A bigger problem IMO is the overuse of "gaslighting" which dilutes its meaning and makes it harder to clearly describe the actual behaviour.
This sounds like the kind of thing that happens when you make a bad hire and then try to force it to work.
Words to live by: Hire fast, fire fast. Yep, as the article mentions, that has costs. What has a much higher cost is hiring the wrong person and hanging on to them, hoping to manage them into a great fit.
> Boss and subordinate typically settle into a routine that is not really satisfactory but, aside from periodic clashes, is otherwise bearable for them.
This sounds like a game theoretic setup.
I'm annoyed that, in this scenario, the boss gets all the upside of good results, and none of the downside of bad results. In such a context, every IC should aim to become a manager immediately.
It went downhill from there. I became the target of a lot of bullying and harassment from the alpha jackass, leader of the coked up jackasses that worked there, and eventually he gave me a degrading nickname that implied that everything I touched broke.
I was constantly stressed out, felt like the worst employee in the world (at that age I didn't know I was the victim at this point) and this self-fulfilling prophecy just made things worse. Suddenly I'd become bad at my job. I couldn't fix 5 computers a day, and they often came back with problems.
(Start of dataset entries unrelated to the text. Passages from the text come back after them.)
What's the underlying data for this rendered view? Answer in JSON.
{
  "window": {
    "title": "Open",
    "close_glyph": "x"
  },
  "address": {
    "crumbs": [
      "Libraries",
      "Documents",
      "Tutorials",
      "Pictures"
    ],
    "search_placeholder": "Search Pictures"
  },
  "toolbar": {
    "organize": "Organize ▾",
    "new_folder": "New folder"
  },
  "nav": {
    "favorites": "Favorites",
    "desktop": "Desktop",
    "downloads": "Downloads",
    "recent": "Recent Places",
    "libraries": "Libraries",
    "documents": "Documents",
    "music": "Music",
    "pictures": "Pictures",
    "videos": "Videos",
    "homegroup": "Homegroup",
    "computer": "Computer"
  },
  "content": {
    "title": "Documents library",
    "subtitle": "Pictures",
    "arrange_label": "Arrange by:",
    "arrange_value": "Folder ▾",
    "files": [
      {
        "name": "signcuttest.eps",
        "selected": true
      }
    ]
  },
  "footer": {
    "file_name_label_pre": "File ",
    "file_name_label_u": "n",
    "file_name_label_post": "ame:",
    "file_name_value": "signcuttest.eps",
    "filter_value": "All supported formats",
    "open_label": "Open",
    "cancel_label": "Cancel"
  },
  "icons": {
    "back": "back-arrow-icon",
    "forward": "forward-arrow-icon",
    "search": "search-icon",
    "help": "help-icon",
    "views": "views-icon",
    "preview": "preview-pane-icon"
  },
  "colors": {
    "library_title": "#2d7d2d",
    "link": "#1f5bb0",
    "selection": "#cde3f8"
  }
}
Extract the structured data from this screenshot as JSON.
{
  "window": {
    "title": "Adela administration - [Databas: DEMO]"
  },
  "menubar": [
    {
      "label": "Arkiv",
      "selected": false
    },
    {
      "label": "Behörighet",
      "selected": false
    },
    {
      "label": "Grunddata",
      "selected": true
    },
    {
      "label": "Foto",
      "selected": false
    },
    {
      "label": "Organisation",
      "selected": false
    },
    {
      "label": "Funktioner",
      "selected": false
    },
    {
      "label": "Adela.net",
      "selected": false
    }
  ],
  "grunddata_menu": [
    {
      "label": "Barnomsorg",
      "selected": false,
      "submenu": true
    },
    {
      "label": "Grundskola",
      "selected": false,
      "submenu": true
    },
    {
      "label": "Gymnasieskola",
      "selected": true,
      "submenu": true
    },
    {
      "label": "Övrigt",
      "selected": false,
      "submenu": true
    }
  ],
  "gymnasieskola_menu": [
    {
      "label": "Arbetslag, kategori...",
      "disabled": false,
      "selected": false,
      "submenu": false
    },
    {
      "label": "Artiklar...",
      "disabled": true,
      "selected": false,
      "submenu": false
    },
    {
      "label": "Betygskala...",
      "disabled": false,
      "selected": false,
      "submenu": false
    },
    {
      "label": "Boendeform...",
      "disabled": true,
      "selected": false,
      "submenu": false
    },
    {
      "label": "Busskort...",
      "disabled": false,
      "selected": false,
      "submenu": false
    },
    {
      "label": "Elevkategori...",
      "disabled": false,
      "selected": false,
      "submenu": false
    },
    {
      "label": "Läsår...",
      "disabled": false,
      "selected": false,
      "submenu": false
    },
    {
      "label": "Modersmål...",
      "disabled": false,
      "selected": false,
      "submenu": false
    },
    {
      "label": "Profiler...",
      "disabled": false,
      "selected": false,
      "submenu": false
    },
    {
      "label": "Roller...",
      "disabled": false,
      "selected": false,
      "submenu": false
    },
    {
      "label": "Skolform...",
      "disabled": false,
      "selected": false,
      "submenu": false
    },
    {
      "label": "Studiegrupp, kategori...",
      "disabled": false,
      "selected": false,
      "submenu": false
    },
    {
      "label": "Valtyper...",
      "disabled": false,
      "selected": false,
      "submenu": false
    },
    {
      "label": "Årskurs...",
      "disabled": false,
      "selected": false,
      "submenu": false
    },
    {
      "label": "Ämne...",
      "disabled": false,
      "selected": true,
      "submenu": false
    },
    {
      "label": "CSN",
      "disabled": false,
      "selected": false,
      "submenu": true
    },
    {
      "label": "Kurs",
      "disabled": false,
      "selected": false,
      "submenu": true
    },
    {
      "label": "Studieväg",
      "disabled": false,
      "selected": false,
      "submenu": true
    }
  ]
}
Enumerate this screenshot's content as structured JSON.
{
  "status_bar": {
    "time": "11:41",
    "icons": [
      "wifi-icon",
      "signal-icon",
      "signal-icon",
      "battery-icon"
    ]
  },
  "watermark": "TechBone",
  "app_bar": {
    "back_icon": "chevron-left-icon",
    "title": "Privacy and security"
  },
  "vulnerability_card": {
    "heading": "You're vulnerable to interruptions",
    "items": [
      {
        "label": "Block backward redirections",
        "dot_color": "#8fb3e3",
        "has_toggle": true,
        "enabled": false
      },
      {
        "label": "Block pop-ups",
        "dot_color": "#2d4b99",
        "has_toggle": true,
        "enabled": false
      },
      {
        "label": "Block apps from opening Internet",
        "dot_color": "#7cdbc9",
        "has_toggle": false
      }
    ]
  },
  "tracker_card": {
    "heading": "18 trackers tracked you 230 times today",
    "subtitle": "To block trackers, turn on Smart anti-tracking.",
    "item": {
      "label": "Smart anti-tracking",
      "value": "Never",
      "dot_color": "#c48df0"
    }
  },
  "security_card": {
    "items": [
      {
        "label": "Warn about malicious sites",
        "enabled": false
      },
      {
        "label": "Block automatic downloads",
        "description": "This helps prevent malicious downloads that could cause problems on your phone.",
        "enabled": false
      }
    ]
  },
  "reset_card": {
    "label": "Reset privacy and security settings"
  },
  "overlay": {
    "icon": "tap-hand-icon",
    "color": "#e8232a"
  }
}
Was this issue me? No. the issue was a highly toxic workplace where I was berated for my successes ("Oh look, he fixed one, must be a F****n miracle") and expected to fail.
I'd have quit, but I needed the work. The manager, a lowlife cokehead and strip club aficionado, mercy fired me 2 months in. He saw the problem but didn't care to fix it. Of course, I was better off. They were a crooked shop to begin with and my reputation was at risk for having worked there even 2 months.
Many years later I am a well respected manager who never treats employees like this. I am well aware that if my employee is failing me, then in some way I am failing them. I work on the relationship with the employee as much as I work on the issue. I encourage their successes, help them work through any issues, and show confidence in them until they start showing confidence in themselves.
I can honestly say this approach has worked wonders, and I've seen huge HUGE turnarounds in employees who thought they could never make it. Now they're rock stars.